Dean Bubley: The Multimedia Delusions of "Old Mobile"
Dean Bubley posts his thoughts on the potential of mobile content distribution at his Disruptive Wireless blog. Bubley thinks a lot o the talk is "another attempt by the increasingly-cloistered "Old Mobile" industry to pretend that it can defend its worldview against growth of the Internet, home broadband, IP, iTunes, Bittorrent and various other emerging multimedia technologies." He presents two factors why the industry is over-optimistic:
firstly, mobile devices have multiple ways of getting content on and off the device - cellular, WLAN, memory cards, Bluetooth, USB etc. They're also getting smarter - full operating systems like Symbian and Windows Mobile, better Java and so on.

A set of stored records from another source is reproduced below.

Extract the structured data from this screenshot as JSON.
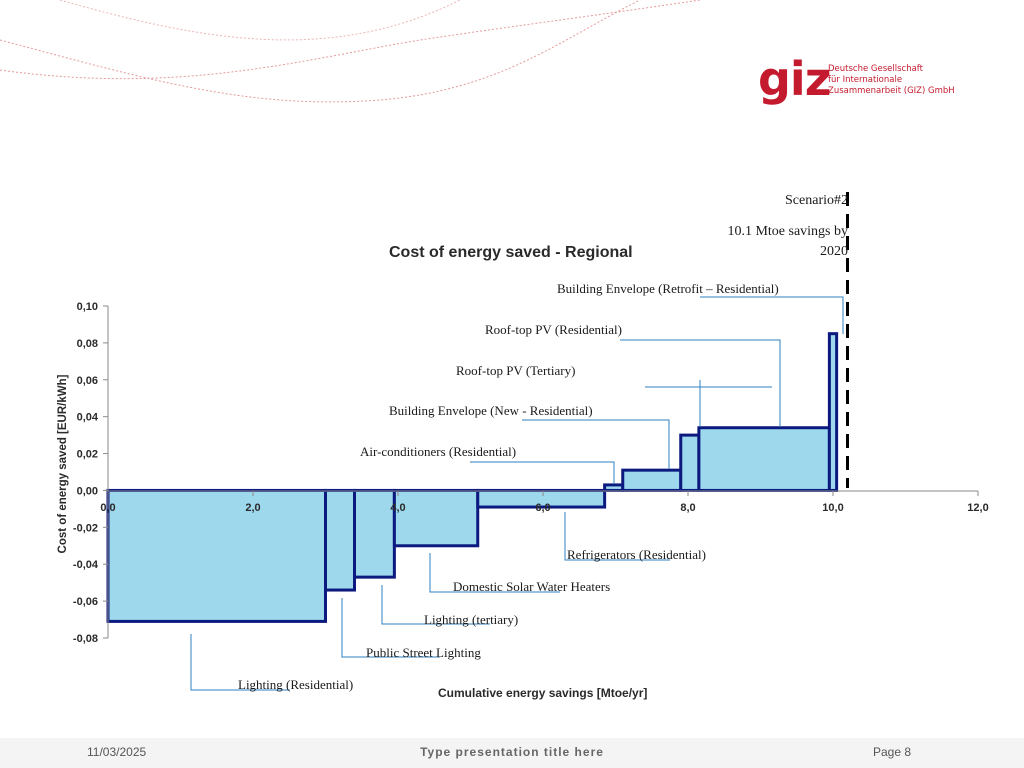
{
  "logo": {
    "mark": "giz",
    "lines": [
      "Deutsche Gesellschaft",
      "für Internationale",
      "Zusammenarbeit (GIZ) GmbH"
    ]
  },
  "chart_data": {
    "type": "bar",
    "title": "Cost of energy saved - Regional",
    "xlabel": "Cumulative energy savings [Mtoe/yr]",
    "ylabel": "Cost of energy saved [EUR/kWh]",
    "xlim": [
      0,
      12
    ],
    "ylim": [
      -0.08,
      0.1
    ],
    "x_ticks": [
      "0,0",
      "2,0",
      "4,0",
      "6,0",
      "8,0",
      "10,0",
      "12,0"
    ],
    "y_ticks": [
      "0,10",
      "0,08",
      "0,06",
      "0,04",
      "0,02",
      "0,00",
      "-0,02",
      "-0,04",
      "-0,06",
      "-0,08"
    ],
    "bar_color": "#9dd8ec",
    "outline_color": "#0c1a80",
    "bars": [
      {
        "x0": 0.0,
        "x1": 3.0,
        "value": -0.071
      },
      {
        "x0": 3.0,
        "x1": 3.4,
        "value": -0.054
      },
      {
        "x0": 3.4,
        "x1": 3.95,
        "value": -0.047
      },
      {
        "x0": 3.95,
        "x1": 5.1,
        "value": -0.03
      },
      {
        "x0": 5.1,
        "x1": 6.85,
        "value": -0.009
      },
      {
        "x0": 6.85,
        "x1": 7.1,
        "value": 0.003
      },
      {
        "x0": 7.1,
        "x1": 7.9,
        "value": 0.011
      },
      {
        "x0": 7.9,
        "x1": 8.15,
        "value": 0.03
      },
      {
        "x0": 8.15,
        "x1": 9.95,
        "value": 0.034
      },
      {
        "x0": 9.95,
        "x1": 10.05,
        "value": 0.085
      }
    ],
    "scenario": {
      "x": 10.2,
      "label": "Scenario#2",
      "savings_line1": "10.1 Mtoe savings by",
      "savings_line2": "2020"
    },
    "annotations": [
      {
        "text": "Building Envelope (Retrofit – Residential)"
      },
      {
        "text": "Roof-top PV (Residential)"
      },
      {
        "text": "Roof-top PV (Tertiary)"
      },
      {
        "text": "Building Envelope (New - Residential)"
      },
      {
        "text": "Air-conditioners (Residential)"
      },
      {
        "text": "Refrigerators (Residential)"
      },
      {
        "text": "Domestic Solar Water Heaters"
      },
      {
        "text": "Lighting (tertiary)"
      },
      {
        "text": "Public Street Lighting"
      },
      {
        "text": "Lighting (Residential)"
      }
    ]
  },
  "footer": {
    "date": "11/03/2025",
    "title": "Type presentation title here",
    "page": "Page 8"
  }
}
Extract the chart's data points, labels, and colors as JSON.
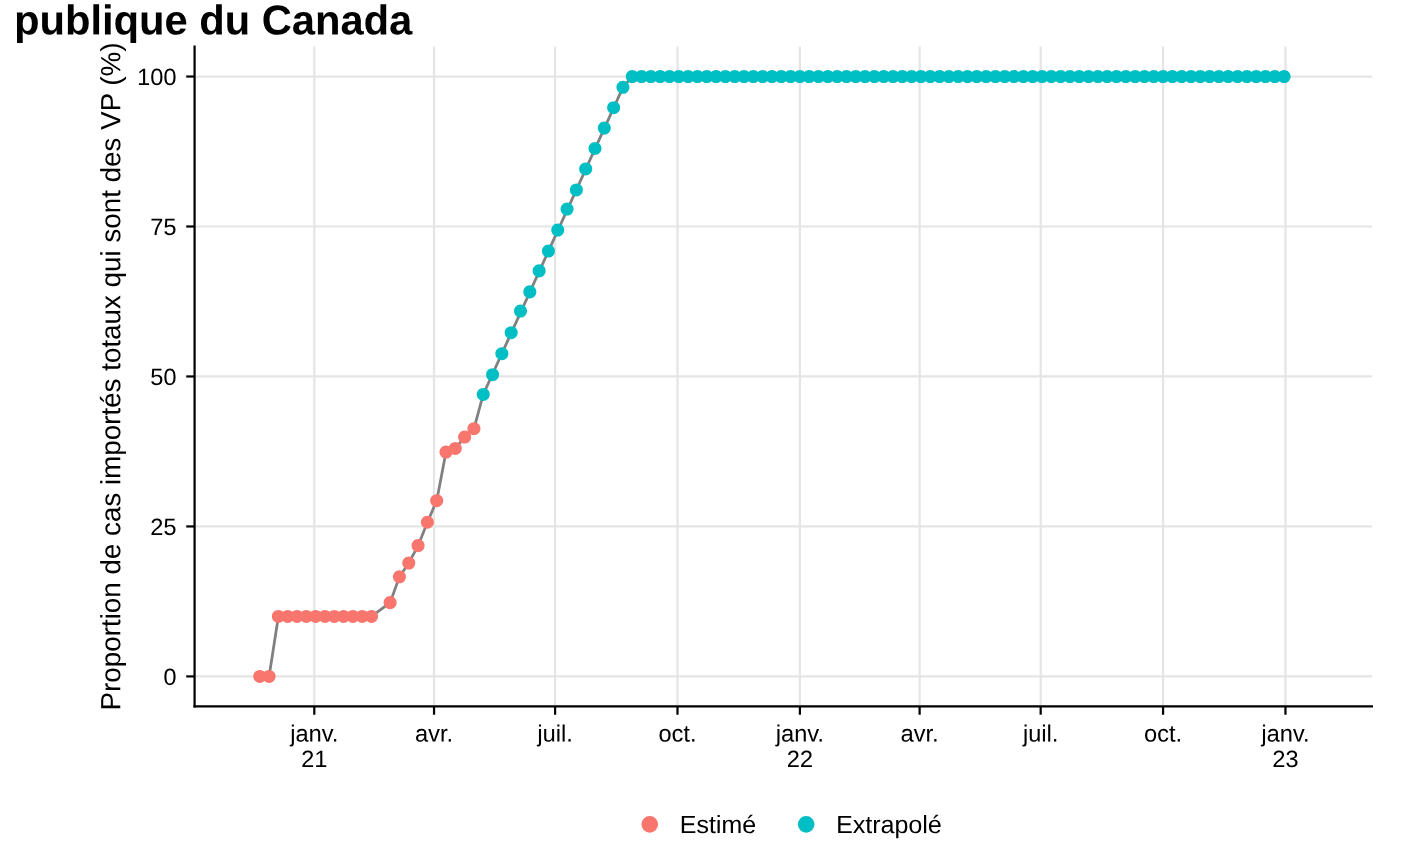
{
  "chart_data": {
    "type": "scatter",
    "title": "publique du Canada",
    "ylabel": "Proportion de cas importés totaux qui sont des VP (%)",
    "xlim": [
      "2020-10-03",
      "2023-03-07"
    ],
    "ylim": [
      -5,
      105
    ],
    "yticks": [
      0,
      25,
      50,
      75,
      100
    ],
    "xticks": [
      {
        "value": "2021-01-01",
        "label": "janv.\n21"
      },
      {
        "value": "2021-04-01",
        "label": "avr."
      },
      {
        "value": "2021-07-01",
        "label": "juil."
      },
      {
        "value": "2021-10-01",
        "label": "oct."
      },
      {
        "value": "2022-01-01",
        "label": "janv.\n22"
      },
      {
        "value": "2022-04-01",
        "label": "avr."
      },
      {
        "value": "2022-07-01",
        "label": "juil."
      },
      {
        "value": "2022-10-01",
        "label": "oct."
      },
      {
        "value": "2023-01-01",
        "label": "janv.\n23"
      }
    ],
    "grid": true,
    "legend": "bottom",
    "marker": "circle",
    "series": [
      {
        "type": "line",
        "marker": "none",
        "color": "#808080",
        "x": [
          "2020-11-21",
          "2020-11-28",
          "2020-12-05",
          "2021-02-13",
          "2021-02-27",
          "2021-03-06",
          "2021-03-13",
          "2021-03-20",
          "2021-03-27",
          "2021-04-03",
          "2021-04-10",
          "2021-04-17",
          "2021-04-24",
          "2021-05-01",
          "2021-05-08",
          "2021-08-21",
          "2021-08-28",
          "2022-12-31"
        ],
        "values": [
          0,
          0,
          10,
          10,
          12.3,
          16.6,
          18.9,
          21.8,
          25.7,
          29.3,
          37.4,
          38.0,
          39.9,
          41.3,
          47.0,
          98.2,
          100,
          100
        ]
      },
      {
        "name": "Estimé",
        "color": "#f8766d",
        "x": [
          "2020-11-21",
          "2020-11-28",
          "2020-12-05",
          "2020-12-12",
          "2020-12-19",
          "2020-12-26",
          "2021-01-02",
          "2021-01-09",
          "2021-01-16",
          "2021-01-23",
          "2021-01-30",
          "2021-02-06",
          "2021-02-13",
          "2021-02-27",
          "2021-03-06",
          "2021-03-13",
          "2021-03-20",
          "2021-03-27",
          "2021-04-03",
          "2021-04-10",
          "2021-04-17",
          "2021-04-24",
          "2021-05-01"
        ],
        "values": [
          0,
          0,
          10,
          10,
          10,
          10,
          10,
          10,
          10,
          10,
          10,
          10,
          10,
          12.3,
          16.6,
          18.9,
          21.8,
          25.7,
          29.3,
          37.4,
          38.0,
          39.9,
          41.3
        ]
      },
      {
        "name": "Extrapolé",
        "color": "#00bfc4",
        "x": [
          "2021-05-08",
          "2021-05-15",
          "2021-05-22",
          "2021-05-29",
          "2021-06-05",
          "2021-06-12",
          "2021-06-19",
          "2021-06-26",
          "2021-07-03",
          "2021-07-10",
          "2021-07-17",
          "2021-07-24",
          "2021-07-31",
          "2021-08-07",
          "2021-08-14",
          "2021-08-21",
          "2021-08-28",
          "2021-09-04",
          "2021-09-11",
          "2021-09-18",
          "2021-09-25",
          "2021-10-02",
          "2021-10-09",
          "2021-10-16",
          "2021-10-23",
          "2021-10-30",
          "2021-11-06",
          "2021-11-13",
          "2021-11-20",
          "2021-11-27",
          "2021-12-04",
          "2021-12-11",
          "2021-12-18",
          "2021-12-25",
          "2022-01-01",
          "2022-01-08",
          "2022-01-15",
          "2022-01-22",
          "2022-01-29",
          "2022-02-05",
          "2022-02-12",
          "2022-02-19",
          "2022-02-26",
          "2022-03-05",
          "2022-03-12",
          "2022-03-19",
          "2022-03-26",
          "2022-04-02",
          "2022-04-09",
          "2022-04-16",
          "2022-04-23",
          "2022-04-30",
          "2022-05-07",
          "2022-05-14",
          "2022-05-21",
          "2022-05-28",
          "2022-06-04",
          "2022-06-11",
          "2022-06-18",
          "2022-06-25",
          "2022-07-02",
          "2022-07-09",
          "2022-07-16",
          "2022-07-23",
          "2022-07-30",
          "2022-08-06",
          "2022-08-13",
          "2022-08-20",
          "2022-08-27",
          "2022-09-03",
          "2022-09-10",
          "2022-09-17",
          "2022-09-24",
          "2022-10-01",
          "2022-10-08",
          "2022-10-15",
          "2022-10-22",
          "2022-10-29",
          "2022-11-05",
          "2022-11-12",
          "2022-11-19",
          "2022-11-26",
          "2022-12-03",
          "2022-12-10",
          "2022-12-17",
          "2022-12-24",
          "2022-12-31"
        ],
        "values": [
          47.0,
          50.3,
          53.8,
          57.3,
          60.9,
          64.1,
          67.6,
          70.9,
          74.4,
          77.9,
          81.1,
          84.6,
          88.0,
          91.4,
          94.8,
          98.2,
          100,
          100,
          100,
          100,
          100,
          100,
          100,
          100,
          100,
          100,
          100,
          100,
          100,
          100,
          100,
          100,
          100,
          100,
          100,
          100,
          100,
          100,
          100,
          100,
          100,
          100,
          100,
          100,
          100,
          100,
          100,
          100,
          100,
          100,
          100,
          100,
          100,
          100,
          100,
          100,
          100,
          100,
          100,
          100,
          100,
          100,
          100,
          100,
          100,
          100,
          100,
          100,
          100,
          100,
          100,
          100,
          100,
          100,
          100,
          100,
          100,
          100,
          100,
          100,
          100,
          100,
          100,
          100,
          100,
          100,
          100
        ]
      }
    ]
  }
}
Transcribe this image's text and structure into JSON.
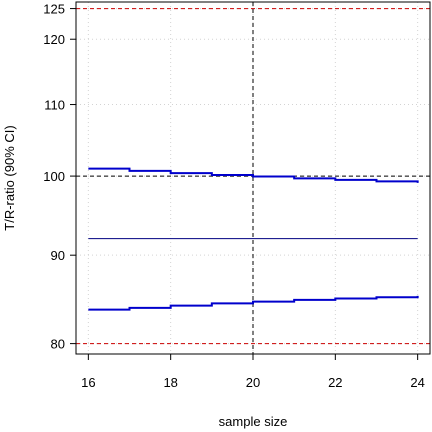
{
  "chart_data": {
    "type": "line",
    "xlabel": "sample size",
    "ylabel": "T/R-ratio  (90% CI)",
    "xlim": [
      15.7,
      24.3
    ],
    "ylim": [
      78.9,
      126.1
    ],
    "log_y": true,
    "grid": true,
    "x_ticks": [
      16,
      18,
      20,
      22,
      24
    ],
    "y_ticks": [
      80,
      90,
      100,
      110,
      120,
      125
    ],
    "x": [
      16,
      17,
      18,
      19,
      20,
      21,
      22,
      23,
      24
    ],
    "series": [
      {
        "role": "upper-ci",
        "color": "#0000cc",
        "values": [
          101.0,
          100.7,
          100.4,
          100.15,
          99.95,
          99.7,
          99.5,
          99.3,
          99.1
        ]
      },
      {
        "role": "lower-ci",
        "color": "#0000cc",
        "values": [
          83.7,
          83.9,
          84.15,
          84.4,
          84.6,
          84.8,
          84.95,
          85.1,
          85.25
        ]
      },
      {
        "role": "point-estimate",
        "color": "#000080",
        "values": [
          92,
          92,
          92,
          92,
          92,
          92,
          92,
          92,
          92
        ]
      }
    ],
    "reference_lines": {
      "h_limits": [
        80,
        125
      ],
      "h_limits_color": "#cc0000",
      "h_ref": 100,
      "v_ref": 20
    }
  }
}
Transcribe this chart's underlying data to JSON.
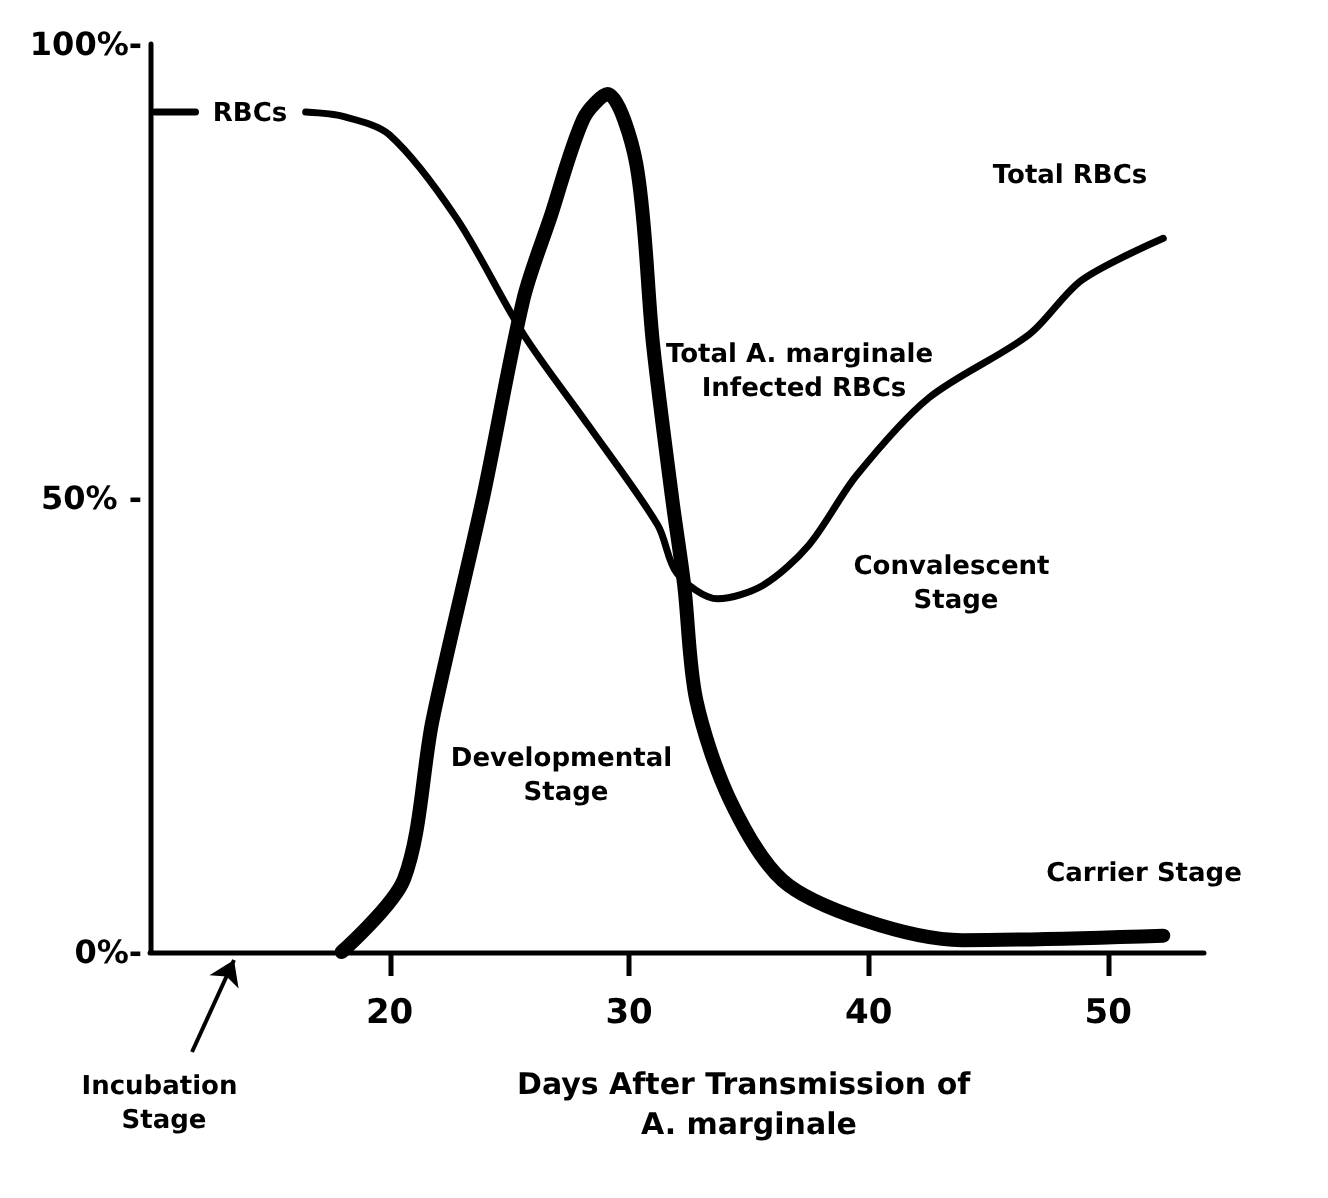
{
  "chart_data": {
    "type": "line",
    "xlabel": "Days After Transmission of A. marginale",
    "x": [
      10.2,
      11.9,
      14,
      16.5,
      18.1,
      20,
      22.8,
      25.6,
      28.3,
      31.2,
      32,
      33.7,
      35.6,
      37.5,
      39.5,
      42.5,
      46.7,
      48.9,
      52.3
    ],
    "series": [
      {
        "color": "#000000",
        "values": [
          92.5,
          92.5,
          null,
          92.5,
          92,
          90,
          80.8,
          68,
          58,
          47,
          41.7,
          38.9,
          40.4,
          44.8,
          52.5,
          61,
          68,
          74,
          78.6
        ]
      },
      {
        "color": "#000000",
        "x": [
          18,
          20.6,
          21.8,
          23.9,
          25.6,
          26.7,
          28.1,
          29.1,
          30.3,
          31,
          31.8,
          32.3,
          32.8,
          34.2,
          36.4,
          39.8,
          43.9,
          52.3
        ],
        "values": [
          0,
          8,
          25.6,
          50,
          72,
          80.8,
          91.8,
          94.5,
          86.8,
          66.9,
          49.9,
          40.4,
          27.8,
          16.8,
          7.9,
          3.5,
          1.3,
          1.8
        ]
      }
    ],
    "annotations": [
      "RBCs",
      "Total RBCs",
      "Total A. marginale Infected RBCs",
      "Developmental Stage",
      "Convalescent Stage",
      "Carrier Stage",
      "Incubation Stage"
    ],
    "xlim": [
      10,
      54
    ],
    "xticks": [
      20,
      30,
      40,
      50
    ],
    "ylim": [
      0,
      100
    ],
    "yticks": [
      {
        "value": 0,
        "label": "0%-"
      },
      {
        "value": 50,
        "label": "50% -"
      },
      {
        "value": 100,
        "label": "100%-"
      }
    ],
    "grid": false,
    "marker": "none",
    "line_style": "solid"
  }
}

Basically, the user will find it easier to play arbitrage games, getting cheaper/better/more convenient content via the PC or other sources, without DRM limiting their content portfolio to a single device or mobile carrier (fancy losing your music or video library when you switch operators?)
secondly, an ever-increasing population is getting used to broadband home Internet access. This is rapidly setting an expectation that there's a lot of "good free stuff" available, with even more "premium but not that expensive stuff". That expectation didn't really exist in massmarket perception 2 years ago, and is now growing incredibly rapidly - more rapidly than the use of mobile content on phones. I believe that these attitudes will rapidly extend to the mobile world, and will undermine the supposed value of the "conversation" around mobile content.